Enables logging of information about scanned objects that are part of compound objects.

You can enable this setting, for example, to make sure that an object within an archive has been scanned by the application.

Yes — Log information about scanned objects within archives.

No (default value) — Do not log information about scanned objects within archives.

ReportUnprocessedObjects

Enables logging of information about objects that have not been processed for some reason.

Yes — Log information about unprocessed objects.

No (default value) — Do not log information about unprocessed objects.

UseAnalyzer

Enables heuristic analysis.

Heuristic analysis helps the application to detect threats even before they become known to virus analysts.

Yes (default value) — Enable Heuristic Analyzer.

No — Disable Heuristic Analyzer.

HeuristicLevel

Specifies the heuristic analysis level.

You can specify the heuristic analysis level. The heuristic analysis level sets the balance between the thoroughness of searches for threats, the load on the operating system's resources, and the scan duration. The higher the heuristic analysis level, the more resources and time are required for scanning.

Light — The least thorough scan with minimum load on the system.

Medium — A medium heuristic analysis level with a balanced load on the system.

Deep — The most thorough scan with maximum load on the system.

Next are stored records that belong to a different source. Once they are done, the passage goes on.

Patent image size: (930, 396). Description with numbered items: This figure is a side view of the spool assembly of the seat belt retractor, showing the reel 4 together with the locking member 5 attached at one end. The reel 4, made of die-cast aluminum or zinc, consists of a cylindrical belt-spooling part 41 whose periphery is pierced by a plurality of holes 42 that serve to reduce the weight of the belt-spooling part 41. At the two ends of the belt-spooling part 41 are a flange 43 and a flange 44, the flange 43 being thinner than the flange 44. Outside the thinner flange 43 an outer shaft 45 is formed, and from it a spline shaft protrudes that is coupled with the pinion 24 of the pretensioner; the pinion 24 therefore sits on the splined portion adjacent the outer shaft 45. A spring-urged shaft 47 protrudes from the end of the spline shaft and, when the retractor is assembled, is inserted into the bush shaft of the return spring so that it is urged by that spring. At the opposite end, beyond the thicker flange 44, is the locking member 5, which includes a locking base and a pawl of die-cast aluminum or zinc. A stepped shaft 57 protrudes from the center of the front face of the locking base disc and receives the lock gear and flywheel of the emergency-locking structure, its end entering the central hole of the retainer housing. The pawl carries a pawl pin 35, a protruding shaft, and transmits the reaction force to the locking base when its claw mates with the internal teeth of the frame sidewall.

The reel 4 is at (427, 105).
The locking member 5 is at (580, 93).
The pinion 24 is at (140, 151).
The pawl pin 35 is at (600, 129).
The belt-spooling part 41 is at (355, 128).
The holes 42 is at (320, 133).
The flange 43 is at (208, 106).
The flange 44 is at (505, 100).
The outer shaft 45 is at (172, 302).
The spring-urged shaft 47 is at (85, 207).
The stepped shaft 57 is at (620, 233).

Recommended (default value) — The recommended value.

UseIChecker

Enables usage of the iChecker technology.

Yes (default value) — Enable use of the iChecker technology.

No — Disable use of the iChecker technology.

DeviceNameMasks.item_#

List of device names. The application will scan boot sectors of these devices.

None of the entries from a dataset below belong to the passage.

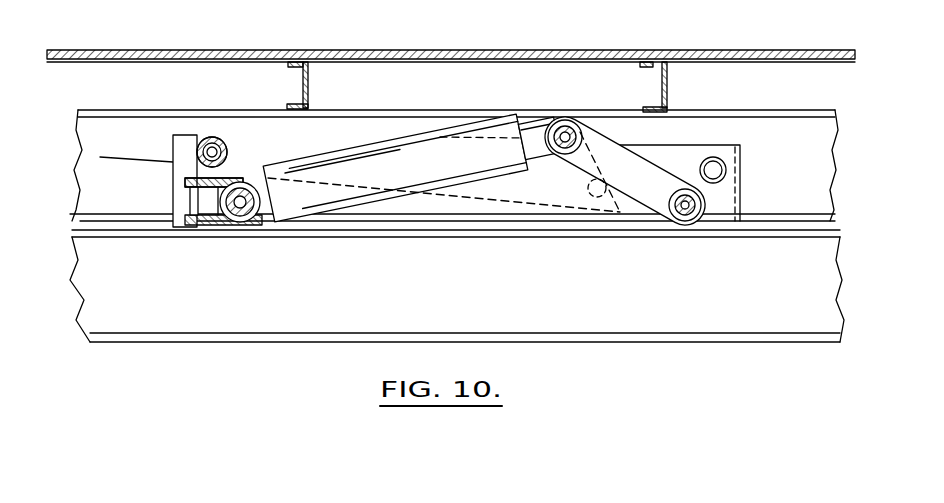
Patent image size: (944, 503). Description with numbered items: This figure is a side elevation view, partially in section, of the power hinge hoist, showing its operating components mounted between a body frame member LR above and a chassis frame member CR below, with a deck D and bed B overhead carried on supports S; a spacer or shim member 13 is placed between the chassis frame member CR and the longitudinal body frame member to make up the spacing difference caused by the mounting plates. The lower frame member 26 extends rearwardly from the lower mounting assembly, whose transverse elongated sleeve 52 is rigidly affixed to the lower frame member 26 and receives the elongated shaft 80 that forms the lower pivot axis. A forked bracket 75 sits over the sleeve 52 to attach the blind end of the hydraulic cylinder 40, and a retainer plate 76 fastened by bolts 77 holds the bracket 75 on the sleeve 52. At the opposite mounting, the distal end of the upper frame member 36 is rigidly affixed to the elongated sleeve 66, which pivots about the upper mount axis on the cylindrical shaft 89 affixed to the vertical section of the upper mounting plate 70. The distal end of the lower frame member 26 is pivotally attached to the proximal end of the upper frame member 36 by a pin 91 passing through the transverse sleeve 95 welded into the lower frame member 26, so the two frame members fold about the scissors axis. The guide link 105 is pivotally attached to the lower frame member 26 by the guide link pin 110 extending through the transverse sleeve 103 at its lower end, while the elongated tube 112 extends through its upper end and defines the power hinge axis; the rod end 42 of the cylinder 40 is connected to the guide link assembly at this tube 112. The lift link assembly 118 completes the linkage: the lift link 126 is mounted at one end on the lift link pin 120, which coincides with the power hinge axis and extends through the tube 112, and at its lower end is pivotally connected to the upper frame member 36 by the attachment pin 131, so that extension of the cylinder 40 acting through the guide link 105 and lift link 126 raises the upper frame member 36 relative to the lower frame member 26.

The bed B is at (158, 46).
The deck D is at (513, 49).
The support bracket S is at (308, 87).
The longitudinal rail LR is at (79, 188).
The chassis frame member CR is at (82, 338).
The spacer or shim member 13 is at (840, 232).
The lower frame member 26 is at (446, 212).
The upper frame member 36 is at (270, 126).
The hydraulic cylinder 40 is at (440, 128).
The rod end 42 is at (522, 120).
The elongated sleeve or tube 52 is at (236, 226).
The elongated sleeve 66 is at (198, 150).
The upper mounting plate 70 is at (175, 170).
The forked bracket 75 is at (212, 228).
The retainer plate 76 is at (190, 192).
The bolts 77 is at (100, 157).
The elongated shaft 80 is at (262, 218).
The cylindrical shaft 89 is at (203, 142).
The pin 91 is at (728, 172).
The transverse sleeve 95 is at (738, 168).
The transverse sleeve 103 is at (676, 224).
The guide link 105 is at (628, 165).
The guide link pin 110 is at (692, 218).
The elongated tube 112 is at (566, 122).
The lift link assembly 118 is at (566, 176).
The lift link pin 120 is at (572, 130).
The lift link 126 is at (561, 186).
The attachment pin 131 is at (620, 212).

The setting value cannot be empty. At least one device name mask must be specified to run this task.

AllObjects – scan boot sectors of all devices.

<device name mask> – Scan boot sectors of the devices whose names match the specified mask.

Default value: /** – any set of characters in the device name, including the / character.

The [ScanScope.item_#] section contains the following settings:

AreaDesc

Description of the scan scope, which contains additional information about the scan scope. The maximum length of the string specified using this setting is 4096 characters.

Default value: All objects.

Example:

AreaDesc="Mail bases scan"

UseScanArea

Enables scans of the specified scope. To run the task, enable scans of at least one scope.

Yes (default value) — Scan the specified scope.

No — Do not scan the specified scope.

AreaMask.item_#

Scan scope limitation. Within the scan scope, the application scans only the files that are specified using the masks in the shell format.

If this setting is not specified, the application scans all the objects in the scan scope. You can specify several values for this setting.

The default value is * (scan all objects).

Example:

AreaMask.item_<item number>=*doc

Path

Path to the directory with objects to be scanned.

<path to local directory> — Scan objects in the specified directory.